A Sr.ª Mariana Aiveca (BE): — Sr.ª Presidente, Sr.as

Deputadas e Srs. Deputados: O caos está instalado

no pagamento dos salários e subsídios dos funcionários públicos.

O Governo, que se confunde quando lê a Constituição, criou a confusão para aplicar a decisão do Tribunal

Constitucional. Por este andar, a folha salarial dos funcionários públicos assemelha-se a um bilhete de lotaria,

onde poderão ser alvo de cortes ou não, receber o que é devido ou ficar em dívida, tudo por causa de um

Governo que tem políticas de mau pagador para com quem trabalha.

O Tribunal Constitucional decidiu que os cortes nos salários dos funcionários públicos, a redução de

pensões de sobrevivência e os cortes nos subsídios de desemprego e de doença são inconstitucionais e

devem ser repostos.

O Governo foi chumbado em grande estilo: com esta decisão, Portugal ganha a todos os países

intervencionados pela troica no número de medidas inconstitucionais.
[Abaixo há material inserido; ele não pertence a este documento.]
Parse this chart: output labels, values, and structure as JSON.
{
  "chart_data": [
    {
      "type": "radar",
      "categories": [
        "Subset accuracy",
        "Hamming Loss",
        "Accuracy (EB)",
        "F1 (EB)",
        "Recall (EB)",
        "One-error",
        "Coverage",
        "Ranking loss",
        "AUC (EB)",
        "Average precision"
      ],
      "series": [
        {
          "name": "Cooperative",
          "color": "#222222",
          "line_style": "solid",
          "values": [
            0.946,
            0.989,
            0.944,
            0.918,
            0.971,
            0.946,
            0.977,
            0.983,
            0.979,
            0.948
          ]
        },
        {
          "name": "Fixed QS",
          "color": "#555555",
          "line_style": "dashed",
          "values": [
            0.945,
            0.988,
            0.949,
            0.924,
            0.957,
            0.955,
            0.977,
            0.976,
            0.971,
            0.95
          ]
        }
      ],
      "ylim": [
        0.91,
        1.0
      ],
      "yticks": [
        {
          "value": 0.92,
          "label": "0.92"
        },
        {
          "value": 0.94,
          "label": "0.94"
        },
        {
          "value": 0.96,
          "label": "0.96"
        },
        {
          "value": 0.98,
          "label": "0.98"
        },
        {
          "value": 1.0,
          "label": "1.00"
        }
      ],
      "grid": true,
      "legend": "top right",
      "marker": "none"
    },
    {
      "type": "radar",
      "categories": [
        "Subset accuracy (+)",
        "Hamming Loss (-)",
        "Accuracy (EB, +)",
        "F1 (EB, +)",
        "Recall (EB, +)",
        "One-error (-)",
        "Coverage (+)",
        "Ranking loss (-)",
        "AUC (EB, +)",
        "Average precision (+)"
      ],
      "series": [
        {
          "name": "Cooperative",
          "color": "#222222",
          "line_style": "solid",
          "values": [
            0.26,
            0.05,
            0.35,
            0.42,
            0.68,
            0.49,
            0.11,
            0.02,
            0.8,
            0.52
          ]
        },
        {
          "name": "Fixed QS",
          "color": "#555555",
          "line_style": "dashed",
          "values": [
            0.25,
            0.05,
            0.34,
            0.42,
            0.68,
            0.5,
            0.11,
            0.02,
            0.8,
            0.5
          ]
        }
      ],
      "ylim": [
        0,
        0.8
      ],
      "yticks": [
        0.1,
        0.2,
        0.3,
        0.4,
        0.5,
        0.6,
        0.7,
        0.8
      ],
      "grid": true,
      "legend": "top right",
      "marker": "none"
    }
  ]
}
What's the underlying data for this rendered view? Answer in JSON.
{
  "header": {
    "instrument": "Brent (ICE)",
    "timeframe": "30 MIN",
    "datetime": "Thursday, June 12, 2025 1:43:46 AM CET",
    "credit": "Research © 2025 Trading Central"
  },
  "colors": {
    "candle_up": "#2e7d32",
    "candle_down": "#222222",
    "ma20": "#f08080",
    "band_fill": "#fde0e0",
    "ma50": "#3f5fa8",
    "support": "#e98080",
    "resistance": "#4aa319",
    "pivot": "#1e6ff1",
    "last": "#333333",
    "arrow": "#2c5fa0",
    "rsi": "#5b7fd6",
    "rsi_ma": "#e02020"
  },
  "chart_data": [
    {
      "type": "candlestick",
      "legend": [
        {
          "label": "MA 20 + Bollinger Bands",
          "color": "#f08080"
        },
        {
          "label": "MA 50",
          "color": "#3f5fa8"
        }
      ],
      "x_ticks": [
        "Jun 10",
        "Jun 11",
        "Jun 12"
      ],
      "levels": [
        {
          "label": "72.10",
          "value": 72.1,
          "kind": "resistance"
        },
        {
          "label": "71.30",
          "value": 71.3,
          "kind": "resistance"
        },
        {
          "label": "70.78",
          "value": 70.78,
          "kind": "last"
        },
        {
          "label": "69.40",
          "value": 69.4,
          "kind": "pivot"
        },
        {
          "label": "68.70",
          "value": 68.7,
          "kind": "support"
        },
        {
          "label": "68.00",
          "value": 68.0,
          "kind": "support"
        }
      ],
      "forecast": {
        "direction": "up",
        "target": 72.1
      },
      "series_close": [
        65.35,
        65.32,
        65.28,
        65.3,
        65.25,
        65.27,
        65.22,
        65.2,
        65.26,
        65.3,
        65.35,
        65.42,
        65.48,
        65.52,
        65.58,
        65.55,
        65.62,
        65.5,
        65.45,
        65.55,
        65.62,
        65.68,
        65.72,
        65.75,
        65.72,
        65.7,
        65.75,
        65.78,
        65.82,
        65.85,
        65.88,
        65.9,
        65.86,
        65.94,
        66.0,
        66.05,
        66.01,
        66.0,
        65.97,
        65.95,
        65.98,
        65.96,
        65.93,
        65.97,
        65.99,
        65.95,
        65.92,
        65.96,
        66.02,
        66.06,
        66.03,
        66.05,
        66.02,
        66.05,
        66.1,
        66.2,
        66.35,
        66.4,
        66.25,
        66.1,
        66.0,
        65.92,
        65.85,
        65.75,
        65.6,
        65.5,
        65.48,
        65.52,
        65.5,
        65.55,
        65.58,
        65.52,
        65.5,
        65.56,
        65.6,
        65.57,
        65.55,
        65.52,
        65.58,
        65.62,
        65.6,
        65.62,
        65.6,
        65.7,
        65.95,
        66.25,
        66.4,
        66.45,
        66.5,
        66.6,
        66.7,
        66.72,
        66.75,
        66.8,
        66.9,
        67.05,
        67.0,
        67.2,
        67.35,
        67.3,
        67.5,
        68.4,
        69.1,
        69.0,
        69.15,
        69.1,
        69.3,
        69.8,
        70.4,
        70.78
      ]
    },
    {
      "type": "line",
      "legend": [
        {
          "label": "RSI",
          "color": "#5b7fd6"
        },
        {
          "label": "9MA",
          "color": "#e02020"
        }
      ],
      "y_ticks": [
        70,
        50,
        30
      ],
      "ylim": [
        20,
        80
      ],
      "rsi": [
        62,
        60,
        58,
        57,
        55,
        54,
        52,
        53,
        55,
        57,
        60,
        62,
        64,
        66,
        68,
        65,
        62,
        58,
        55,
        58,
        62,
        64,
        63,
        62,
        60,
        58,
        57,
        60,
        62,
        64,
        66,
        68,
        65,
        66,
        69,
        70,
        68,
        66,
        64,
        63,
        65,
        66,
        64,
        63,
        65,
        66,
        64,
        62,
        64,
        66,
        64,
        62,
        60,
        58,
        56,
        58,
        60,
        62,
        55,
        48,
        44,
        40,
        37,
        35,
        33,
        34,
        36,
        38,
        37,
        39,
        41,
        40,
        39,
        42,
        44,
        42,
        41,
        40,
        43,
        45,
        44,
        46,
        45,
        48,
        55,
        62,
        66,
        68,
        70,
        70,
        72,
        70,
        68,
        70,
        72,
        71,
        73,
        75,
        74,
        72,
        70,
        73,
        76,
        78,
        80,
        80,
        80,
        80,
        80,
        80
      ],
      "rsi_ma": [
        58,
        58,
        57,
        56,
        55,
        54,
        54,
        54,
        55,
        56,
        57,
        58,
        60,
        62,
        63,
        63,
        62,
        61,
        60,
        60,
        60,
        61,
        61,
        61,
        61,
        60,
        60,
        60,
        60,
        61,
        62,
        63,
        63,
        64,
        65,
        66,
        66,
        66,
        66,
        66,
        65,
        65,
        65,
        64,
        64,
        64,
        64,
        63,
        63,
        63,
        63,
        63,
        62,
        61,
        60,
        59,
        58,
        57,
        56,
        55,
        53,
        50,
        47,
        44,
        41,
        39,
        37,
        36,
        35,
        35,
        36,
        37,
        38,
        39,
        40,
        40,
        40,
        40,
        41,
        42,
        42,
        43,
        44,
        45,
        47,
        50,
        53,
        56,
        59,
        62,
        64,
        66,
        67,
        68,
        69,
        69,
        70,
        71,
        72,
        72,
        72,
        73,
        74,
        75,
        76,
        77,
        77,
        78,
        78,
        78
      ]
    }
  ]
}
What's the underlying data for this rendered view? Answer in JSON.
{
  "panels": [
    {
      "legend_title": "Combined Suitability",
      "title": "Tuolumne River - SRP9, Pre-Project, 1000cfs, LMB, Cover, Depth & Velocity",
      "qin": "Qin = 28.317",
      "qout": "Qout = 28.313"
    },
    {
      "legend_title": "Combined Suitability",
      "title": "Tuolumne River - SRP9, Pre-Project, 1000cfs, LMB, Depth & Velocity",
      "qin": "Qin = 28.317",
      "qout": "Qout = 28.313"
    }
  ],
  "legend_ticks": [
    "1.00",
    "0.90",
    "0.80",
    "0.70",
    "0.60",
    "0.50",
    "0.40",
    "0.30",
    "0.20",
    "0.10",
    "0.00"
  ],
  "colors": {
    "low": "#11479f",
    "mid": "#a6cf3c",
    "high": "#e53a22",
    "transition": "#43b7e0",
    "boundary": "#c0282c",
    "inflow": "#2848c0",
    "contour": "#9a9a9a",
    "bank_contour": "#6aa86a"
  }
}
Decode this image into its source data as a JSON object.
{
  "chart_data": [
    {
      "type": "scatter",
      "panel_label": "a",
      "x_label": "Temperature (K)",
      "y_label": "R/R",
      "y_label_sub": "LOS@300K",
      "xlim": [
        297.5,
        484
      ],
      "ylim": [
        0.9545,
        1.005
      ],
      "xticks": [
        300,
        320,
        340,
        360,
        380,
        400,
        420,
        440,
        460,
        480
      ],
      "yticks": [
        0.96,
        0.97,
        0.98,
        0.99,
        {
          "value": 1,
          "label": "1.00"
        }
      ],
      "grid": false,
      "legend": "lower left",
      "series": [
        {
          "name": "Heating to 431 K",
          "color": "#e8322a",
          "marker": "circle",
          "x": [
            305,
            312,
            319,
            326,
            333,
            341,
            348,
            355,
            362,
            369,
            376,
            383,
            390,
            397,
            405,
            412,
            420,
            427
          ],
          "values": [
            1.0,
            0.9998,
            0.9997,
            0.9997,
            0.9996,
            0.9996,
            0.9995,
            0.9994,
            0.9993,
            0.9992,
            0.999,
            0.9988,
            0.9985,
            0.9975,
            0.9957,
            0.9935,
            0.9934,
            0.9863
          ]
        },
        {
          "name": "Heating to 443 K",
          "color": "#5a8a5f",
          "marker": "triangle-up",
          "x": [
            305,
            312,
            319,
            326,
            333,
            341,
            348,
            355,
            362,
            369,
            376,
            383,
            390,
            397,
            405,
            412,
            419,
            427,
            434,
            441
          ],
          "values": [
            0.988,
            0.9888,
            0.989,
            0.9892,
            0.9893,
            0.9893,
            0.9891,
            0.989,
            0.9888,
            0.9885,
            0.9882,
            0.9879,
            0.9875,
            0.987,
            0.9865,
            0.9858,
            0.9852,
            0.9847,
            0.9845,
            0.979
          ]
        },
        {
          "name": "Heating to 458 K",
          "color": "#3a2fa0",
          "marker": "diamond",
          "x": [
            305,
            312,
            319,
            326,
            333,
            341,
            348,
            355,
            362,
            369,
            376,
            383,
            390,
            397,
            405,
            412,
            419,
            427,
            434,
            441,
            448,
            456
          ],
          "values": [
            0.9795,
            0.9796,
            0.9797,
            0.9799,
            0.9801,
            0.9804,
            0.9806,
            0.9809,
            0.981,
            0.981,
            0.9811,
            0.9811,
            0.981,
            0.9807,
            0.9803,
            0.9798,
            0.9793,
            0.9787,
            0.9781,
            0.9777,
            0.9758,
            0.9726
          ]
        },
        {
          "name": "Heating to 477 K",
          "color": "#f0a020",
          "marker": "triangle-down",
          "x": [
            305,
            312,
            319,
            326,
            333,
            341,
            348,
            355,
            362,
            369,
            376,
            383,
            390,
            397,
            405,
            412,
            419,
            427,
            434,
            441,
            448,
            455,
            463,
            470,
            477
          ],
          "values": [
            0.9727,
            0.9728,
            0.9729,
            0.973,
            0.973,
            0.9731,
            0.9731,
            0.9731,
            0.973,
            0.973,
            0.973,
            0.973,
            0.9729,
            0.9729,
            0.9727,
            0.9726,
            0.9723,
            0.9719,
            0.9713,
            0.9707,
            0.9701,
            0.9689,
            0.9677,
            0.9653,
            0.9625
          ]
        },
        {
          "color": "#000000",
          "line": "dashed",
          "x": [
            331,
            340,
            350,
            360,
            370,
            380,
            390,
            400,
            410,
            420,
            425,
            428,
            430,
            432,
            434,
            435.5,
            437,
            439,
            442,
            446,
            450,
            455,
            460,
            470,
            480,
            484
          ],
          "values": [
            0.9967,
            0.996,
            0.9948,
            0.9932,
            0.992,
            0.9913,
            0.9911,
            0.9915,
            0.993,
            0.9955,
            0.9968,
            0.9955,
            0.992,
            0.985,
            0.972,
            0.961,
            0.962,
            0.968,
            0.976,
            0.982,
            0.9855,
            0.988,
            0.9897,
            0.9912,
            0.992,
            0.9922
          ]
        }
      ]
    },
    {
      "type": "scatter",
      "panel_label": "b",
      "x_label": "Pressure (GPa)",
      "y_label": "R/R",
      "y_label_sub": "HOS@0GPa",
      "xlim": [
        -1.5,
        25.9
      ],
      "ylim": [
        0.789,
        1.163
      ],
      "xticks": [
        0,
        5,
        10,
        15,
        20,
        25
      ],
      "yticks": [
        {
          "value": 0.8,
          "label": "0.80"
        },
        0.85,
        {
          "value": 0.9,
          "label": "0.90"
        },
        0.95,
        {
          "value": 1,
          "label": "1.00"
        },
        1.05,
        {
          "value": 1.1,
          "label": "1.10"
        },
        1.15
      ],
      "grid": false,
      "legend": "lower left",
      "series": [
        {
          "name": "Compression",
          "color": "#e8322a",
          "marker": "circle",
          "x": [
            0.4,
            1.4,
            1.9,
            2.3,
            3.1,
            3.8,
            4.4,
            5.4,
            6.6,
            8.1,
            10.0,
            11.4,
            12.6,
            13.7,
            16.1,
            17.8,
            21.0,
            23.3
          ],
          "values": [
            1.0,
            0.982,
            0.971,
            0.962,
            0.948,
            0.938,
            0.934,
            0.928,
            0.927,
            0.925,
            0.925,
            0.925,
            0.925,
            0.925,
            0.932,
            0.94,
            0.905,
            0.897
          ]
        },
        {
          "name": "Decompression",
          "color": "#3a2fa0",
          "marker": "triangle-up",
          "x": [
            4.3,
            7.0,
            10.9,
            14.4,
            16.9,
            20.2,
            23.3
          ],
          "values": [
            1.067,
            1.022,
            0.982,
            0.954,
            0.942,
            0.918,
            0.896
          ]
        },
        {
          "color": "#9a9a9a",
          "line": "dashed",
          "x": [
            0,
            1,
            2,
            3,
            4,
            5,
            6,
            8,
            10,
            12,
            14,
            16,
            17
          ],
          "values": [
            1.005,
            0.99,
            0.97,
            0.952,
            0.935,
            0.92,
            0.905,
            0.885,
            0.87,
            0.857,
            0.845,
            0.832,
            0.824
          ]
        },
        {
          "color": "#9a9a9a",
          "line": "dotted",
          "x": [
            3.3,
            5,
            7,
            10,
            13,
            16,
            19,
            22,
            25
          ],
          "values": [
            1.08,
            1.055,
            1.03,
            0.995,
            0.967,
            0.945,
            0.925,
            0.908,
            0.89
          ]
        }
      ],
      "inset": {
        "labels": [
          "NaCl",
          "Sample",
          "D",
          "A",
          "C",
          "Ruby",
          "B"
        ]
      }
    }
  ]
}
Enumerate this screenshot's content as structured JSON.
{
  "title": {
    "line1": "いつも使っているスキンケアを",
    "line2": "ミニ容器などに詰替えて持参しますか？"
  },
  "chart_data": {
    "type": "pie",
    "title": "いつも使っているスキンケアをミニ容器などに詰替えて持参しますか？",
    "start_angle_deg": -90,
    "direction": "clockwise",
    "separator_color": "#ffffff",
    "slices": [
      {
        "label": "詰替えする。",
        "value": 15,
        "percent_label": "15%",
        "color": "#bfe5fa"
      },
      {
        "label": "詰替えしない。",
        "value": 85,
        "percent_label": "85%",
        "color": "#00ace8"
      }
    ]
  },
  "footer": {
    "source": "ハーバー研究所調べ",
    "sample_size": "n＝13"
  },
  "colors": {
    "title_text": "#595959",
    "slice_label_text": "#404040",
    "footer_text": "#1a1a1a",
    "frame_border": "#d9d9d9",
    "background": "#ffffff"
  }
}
A reincidência do Governo é notável: em todos os Orçamentos do Estado elaborados pela maioria

PSD/CDS existiram medidas de austeridade chumbadas pelo Tribunal Constitucional. E, mesmo com este

percurso, teima em insistir no erro. A obstinação deste Governo já não é defeito, é fanatismo, insistindo na

mesma receita de juntar austeridade à austeridade já declarada inconstitucional.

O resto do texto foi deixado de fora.